Proceedings of the International Conference on Virtual Storytelling, Avignon, France, September 2001.

[3]  E. Figa. SLIS5440 STORYTELLING. University of North Texas, 2002. Available at http://courses.unt.edu/efiga/FACULTYPAGE/SLIS5440SyllabusInformationPage.htm
[4]  S. Cisler.
Preserving and stimulating oral tradition using the Internet. http://www.ifla.org/IV/ifla65/65sc2-e.htm
[5]  O. Balet, G. Subsol, P. Torget.  Proceedings of the International Conference on Virtual Storytelling, Avignon, France, September 2001. 
[6]  O. Balet, P. Kafno, F. Jordan, T. Polichroniadis.  The VISIONS Project. Proceedings of the International Conference on Virtual Storytelling, Avignon, France, September 2001.
[7]  M. Rousseau. The Interplay between Form, Story and History: The Use of Narrative in Cultural and Educational Virtual Reality. Proceedings of the International Conference on Virtual Storytelling, Avignon, France, September 2001.

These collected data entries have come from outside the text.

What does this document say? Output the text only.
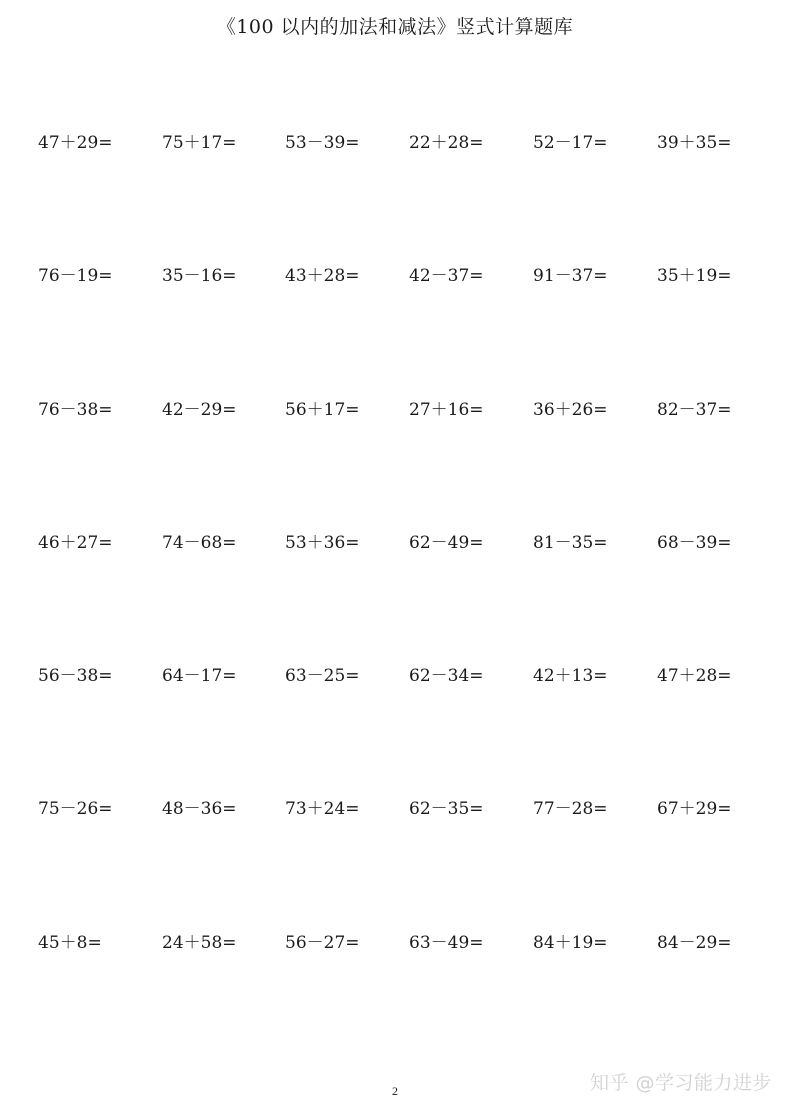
《100 以内的加法和减法》竖式计算题库
47＋29=	75＋17=	53－39=	22＋28=	52－17=	39＋35=
76－19=	35－16=	43＋28=	42－37=	91－37=	35＋19=
76－38=	42－29=	56＋17=	27＋16=	36＋26=	82－37=
46＋27=	74－68=	53＋36=	62－49=	81－35=	68－39=
56－38=	64－17=	63－25=	62－34=	42＋13=	47＋28=
75－26=	48－36=	73＋24=	62－35=	77－28=	67＋29=
45＋8=	24＋58=	56－27=	63－49=	84＋19=	84－29=
2	知乎 @学习能力进步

[8]  M. Zancanaro, A. Cappelletti, C. Signorino. Interactive Storytelling: People, Stories, and Games.  Proceedings of the International Conference on Virtual Storytelling, Avignon, France, September 2001. 
[9]  M. Cavassa, F. Charles, S.  Mead.   Characters in Search of an Author: A-I Based Virtual Storytelling. Proceedings of the International Conference on Virtual Storytelling, Avignon, France, September 2001. 

[10]  C. Fencott. Virtual Storytelling as Narrative Potential: Towards and Ecology of Narrative.  Proceedings of the International Conference on Virtual Storytelling, Avignon, France, September 2001.